Sie stehen dabei völlig alleine. Bislang habe ich niemand aus Wissenschaft oder Wirtschaft gehört, der ihre Auffassung zur Festlegung des Sockels 2010 teilt. Im Gegenteil haben Bundesrechnungshof, der Sachverständigenrat und die Bundesbank wie wir gefordert, von aktuellen Daten auszugehen. Die Bundesbank hat dies in ihrem letzten Monatsbericht nochmals ganz deutlich unterstrichen.
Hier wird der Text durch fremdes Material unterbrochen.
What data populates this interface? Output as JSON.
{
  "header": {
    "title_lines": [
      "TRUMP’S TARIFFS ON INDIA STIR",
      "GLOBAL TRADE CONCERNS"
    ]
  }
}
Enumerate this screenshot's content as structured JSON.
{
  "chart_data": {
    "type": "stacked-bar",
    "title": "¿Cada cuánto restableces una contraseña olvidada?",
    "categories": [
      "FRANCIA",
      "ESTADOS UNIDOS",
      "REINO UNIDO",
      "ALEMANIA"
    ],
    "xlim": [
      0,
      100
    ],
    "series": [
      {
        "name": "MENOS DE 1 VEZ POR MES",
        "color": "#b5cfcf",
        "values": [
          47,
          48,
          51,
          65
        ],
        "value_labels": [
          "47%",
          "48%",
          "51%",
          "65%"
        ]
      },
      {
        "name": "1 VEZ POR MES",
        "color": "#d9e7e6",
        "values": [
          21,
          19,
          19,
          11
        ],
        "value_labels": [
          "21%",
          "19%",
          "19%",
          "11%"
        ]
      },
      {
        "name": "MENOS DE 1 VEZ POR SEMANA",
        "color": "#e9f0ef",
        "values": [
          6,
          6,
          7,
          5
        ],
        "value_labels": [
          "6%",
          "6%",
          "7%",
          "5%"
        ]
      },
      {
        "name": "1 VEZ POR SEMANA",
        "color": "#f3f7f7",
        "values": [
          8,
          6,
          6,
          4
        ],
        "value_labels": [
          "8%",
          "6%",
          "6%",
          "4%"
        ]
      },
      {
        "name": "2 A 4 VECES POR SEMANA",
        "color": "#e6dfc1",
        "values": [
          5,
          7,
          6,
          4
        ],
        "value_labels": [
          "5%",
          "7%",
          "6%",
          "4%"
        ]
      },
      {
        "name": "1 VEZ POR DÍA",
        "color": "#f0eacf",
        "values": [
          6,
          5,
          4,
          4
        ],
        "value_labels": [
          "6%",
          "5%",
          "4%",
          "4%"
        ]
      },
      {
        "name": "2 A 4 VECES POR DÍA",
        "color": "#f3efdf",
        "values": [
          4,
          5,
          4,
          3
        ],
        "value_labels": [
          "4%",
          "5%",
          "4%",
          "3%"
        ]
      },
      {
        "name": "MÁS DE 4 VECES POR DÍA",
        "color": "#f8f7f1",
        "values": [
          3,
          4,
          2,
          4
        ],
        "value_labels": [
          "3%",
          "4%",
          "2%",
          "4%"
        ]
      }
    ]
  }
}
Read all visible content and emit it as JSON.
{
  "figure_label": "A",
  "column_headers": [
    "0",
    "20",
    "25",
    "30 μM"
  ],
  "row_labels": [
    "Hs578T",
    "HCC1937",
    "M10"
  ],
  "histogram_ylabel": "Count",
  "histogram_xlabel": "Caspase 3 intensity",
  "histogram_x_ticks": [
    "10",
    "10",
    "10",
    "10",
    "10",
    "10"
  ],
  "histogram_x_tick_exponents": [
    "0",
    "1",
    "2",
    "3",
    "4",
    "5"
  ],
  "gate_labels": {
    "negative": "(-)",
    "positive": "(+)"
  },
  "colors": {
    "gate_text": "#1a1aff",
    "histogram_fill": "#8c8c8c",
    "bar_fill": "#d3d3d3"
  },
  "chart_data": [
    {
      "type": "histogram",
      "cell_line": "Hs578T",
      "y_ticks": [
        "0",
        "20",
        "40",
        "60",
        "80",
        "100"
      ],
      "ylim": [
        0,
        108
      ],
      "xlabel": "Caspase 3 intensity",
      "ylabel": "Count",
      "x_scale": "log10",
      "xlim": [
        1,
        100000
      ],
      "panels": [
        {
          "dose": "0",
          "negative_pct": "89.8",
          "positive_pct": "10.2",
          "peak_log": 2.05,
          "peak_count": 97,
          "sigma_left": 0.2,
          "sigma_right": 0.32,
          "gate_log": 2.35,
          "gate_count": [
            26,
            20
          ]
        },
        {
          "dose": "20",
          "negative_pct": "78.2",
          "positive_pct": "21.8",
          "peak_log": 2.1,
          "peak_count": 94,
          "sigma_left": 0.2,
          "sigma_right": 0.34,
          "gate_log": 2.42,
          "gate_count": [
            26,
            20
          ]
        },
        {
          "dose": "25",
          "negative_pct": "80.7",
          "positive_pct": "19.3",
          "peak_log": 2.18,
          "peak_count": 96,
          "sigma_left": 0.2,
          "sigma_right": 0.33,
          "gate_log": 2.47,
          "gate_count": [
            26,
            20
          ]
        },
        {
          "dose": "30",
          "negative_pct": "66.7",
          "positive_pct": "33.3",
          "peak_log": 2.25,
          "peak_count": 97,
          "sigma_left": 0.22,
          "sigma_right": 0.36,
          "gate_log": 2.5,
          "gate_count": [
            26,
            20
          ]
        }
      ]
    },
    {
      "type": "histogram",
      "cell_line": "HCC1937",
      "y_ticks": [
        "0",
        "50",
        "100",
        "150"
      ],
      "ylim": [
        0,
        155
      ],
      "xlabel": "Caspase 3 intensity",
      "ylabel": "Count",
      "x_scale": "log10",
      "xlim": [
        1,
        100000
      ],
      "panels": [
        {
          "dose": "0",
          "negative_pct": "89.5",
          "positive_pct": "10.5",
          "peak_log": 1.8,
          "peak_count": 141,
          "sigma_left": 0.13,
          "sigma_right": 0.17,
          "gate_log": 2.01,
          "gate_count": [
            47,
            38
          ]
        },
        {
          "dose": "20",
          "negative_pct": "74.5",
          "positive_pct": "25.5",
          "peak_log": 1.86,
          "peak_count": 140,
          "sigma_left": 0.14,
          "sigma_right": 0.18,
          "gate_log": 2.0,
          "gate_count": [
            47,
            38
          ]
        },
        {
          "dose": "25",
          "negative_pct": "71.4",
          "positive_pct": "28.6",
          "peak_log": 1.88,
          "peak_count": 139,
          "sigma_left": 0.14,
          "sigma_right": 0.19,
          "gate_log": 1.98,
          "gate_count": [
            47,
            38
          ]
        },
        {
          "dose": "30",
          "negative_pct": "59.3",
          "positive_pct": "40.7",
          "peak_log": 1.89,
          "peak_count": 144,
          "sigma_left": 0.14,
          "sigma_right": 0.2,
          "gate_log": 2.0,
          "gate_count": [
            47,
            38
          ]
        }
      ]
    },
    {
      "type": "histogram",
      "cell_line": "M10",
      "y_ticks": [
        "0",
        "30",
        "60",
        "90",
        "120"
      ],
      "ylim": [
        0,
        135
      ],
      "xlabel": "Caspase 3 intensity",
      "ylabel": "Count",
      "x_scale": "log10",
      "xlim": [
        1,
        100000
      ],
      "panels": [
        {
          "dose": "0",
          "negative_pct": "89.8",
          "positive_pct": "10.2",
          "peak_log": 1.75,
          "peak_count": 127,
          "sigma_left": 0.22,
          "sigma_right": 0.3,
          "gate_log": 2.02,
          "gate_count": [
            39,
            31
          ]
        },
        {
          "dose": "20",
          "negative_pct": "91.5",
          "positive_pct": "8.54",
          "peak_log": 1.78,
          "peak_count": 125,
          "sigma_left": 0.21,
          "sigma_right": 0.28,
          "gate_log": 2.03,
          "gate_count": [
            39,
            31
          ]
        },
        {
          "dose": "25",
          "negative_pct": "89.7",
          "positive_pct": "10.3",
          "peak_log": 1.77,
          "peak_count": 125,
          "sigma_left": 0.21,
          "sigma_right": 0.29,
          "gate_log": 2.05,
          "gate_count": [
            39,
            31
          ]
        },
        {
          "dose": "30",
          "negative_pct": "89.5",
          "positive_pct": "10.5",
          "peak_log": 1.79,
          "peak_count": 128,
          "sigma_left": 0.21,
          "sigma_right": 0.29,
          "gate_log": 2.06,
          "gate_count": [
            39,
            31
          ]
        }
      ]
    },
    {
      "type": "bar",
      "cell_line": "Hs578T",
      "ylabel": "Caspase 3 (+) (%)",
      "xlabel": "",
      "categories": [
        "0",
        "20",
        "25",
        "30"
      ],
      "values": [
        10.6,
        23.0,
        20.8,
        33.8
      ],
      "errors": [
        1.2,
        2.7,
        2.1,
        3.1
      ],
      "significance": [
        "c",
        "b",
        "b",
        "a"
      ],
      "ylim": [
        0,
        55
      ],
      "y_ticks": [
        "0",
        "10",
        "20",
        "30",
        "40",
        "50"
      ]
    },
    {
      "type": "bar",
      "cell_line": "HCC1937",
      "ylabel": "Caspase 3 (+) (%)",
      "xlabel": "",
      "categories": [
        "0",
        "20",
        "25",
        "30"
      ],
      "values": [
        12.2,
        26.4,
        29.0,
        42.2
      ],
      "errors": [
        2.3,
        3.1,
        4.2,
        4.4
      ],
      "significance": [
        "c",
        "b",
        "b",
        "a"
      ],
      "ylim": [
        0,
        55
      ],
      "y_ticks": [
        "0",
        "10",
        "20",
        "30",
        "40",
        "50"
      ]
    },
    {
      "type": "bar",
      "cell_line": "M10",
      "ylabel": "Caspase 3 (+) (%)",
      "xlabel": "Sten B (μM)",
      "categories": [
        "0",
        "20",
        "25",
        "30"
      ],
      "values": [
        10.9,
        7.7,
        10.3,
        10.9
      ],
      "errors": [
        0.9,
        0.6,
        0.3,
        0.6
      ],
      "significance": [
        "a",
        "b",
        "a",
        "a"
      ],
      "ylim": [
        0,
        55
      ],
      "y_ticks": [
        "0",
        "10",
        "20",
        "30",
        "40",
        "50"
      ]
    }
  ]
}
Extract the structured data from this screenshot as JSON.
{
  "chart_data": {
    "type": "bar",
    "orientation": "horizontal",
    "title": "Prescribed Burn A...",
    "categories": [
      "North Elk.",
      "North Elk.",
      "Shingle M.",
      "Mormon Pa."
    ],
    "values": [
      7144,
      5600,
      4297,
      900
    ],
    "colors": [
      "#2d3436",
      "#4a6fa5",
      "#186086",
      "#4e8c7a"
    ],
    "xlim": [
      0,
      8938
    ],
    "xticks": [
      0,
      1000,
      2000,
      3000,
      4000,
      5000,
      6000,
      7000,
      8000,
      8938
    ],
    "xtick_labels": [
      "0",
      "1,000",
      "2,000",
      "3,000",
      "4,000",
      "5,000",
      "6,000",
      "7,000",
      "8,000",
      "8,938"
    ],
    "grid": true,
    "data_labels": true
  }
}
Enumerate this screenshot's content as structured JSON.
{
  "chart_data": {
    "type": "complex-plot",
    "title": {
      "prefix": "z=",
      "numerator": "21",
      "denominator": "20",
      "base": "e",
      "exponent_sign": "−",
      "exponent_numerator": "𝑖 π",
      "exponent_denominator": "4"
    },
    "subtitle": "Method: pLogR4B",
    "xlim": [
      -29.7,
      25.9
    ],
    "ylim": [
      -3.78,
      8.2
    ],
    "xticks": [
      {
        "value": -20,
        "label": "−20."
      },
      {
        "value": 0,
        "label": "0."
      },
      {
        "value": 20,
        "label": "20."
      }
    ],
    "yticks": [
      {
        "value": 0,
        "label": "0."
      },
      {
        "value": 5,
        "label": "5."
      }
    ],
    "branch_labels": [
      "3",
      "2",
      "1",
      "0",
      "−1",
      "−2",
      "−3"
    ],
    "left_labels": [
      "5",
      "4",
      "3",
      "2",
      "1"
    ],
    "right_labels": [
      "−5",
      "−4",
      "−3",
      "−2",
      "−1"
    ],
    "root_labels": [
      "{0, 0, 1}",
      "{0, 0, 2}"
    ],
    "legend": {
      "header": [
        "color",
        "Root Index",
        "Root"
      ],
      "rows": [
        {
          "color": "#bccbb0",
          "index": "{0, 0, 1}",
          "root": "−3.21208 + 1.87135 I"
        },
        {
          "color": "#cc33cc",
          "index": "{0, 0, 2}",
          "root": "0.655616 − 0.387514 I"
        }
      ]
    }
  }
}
Auch bei der Berechnung der Konjunkturkomponente des Defizits hat der Bundesfinanzminister während des gesamten letzten Jahres getrickst, desinformiert bzw. nur scheibchenweise informiert. Der Haushaltsausschuss wurde regelrecht für dumm verkauft, wenn seitens des Bundesfinanzministeriums behauptet wurde, es brauche Monate, um auf ein neues Verfahren umzustellen. Institute und der Sachverständigenrat konnten dies binnen Stunden. Wir mussten lernen, dass BMF auch hier bei der Berechnung Ermessensspielräume hat, die im Extrem die Schuldenobergrenze um 6 bis 8 Mrd. Euro nach oben schieben können. Für mich als Parlamentarier ist das mit Blick auf das Budgetrecht nicht hinnehmbar. Der Bundesfinanzminister darf nicht solche Entscheidungsspielräume haben und damit dem Parlament die Schuldenobergrenze nach gusto diktieren. Wir hatten ihn deshalb schon während der Haushaltsberatung aufgefordert, die Berechnung der Konjunkturkomponente an eine unabhängige Institution, nämlich den Sachverständigenrat zu übertragen. Der Bundesfinanzminister hat dies persönlich im Haushaltsausschuss auch nicht abgelehnt und soll jetzt durch unseren Gesetzentwurf dazu verpflichtet werden.
Die SPD will, dass die Regelungen zur Schuldenbremse auf Punkt und Komma und nach Sinn und Geist eingehalten werden. Die Konkretisierung des Gesetzes wird dies garantieren.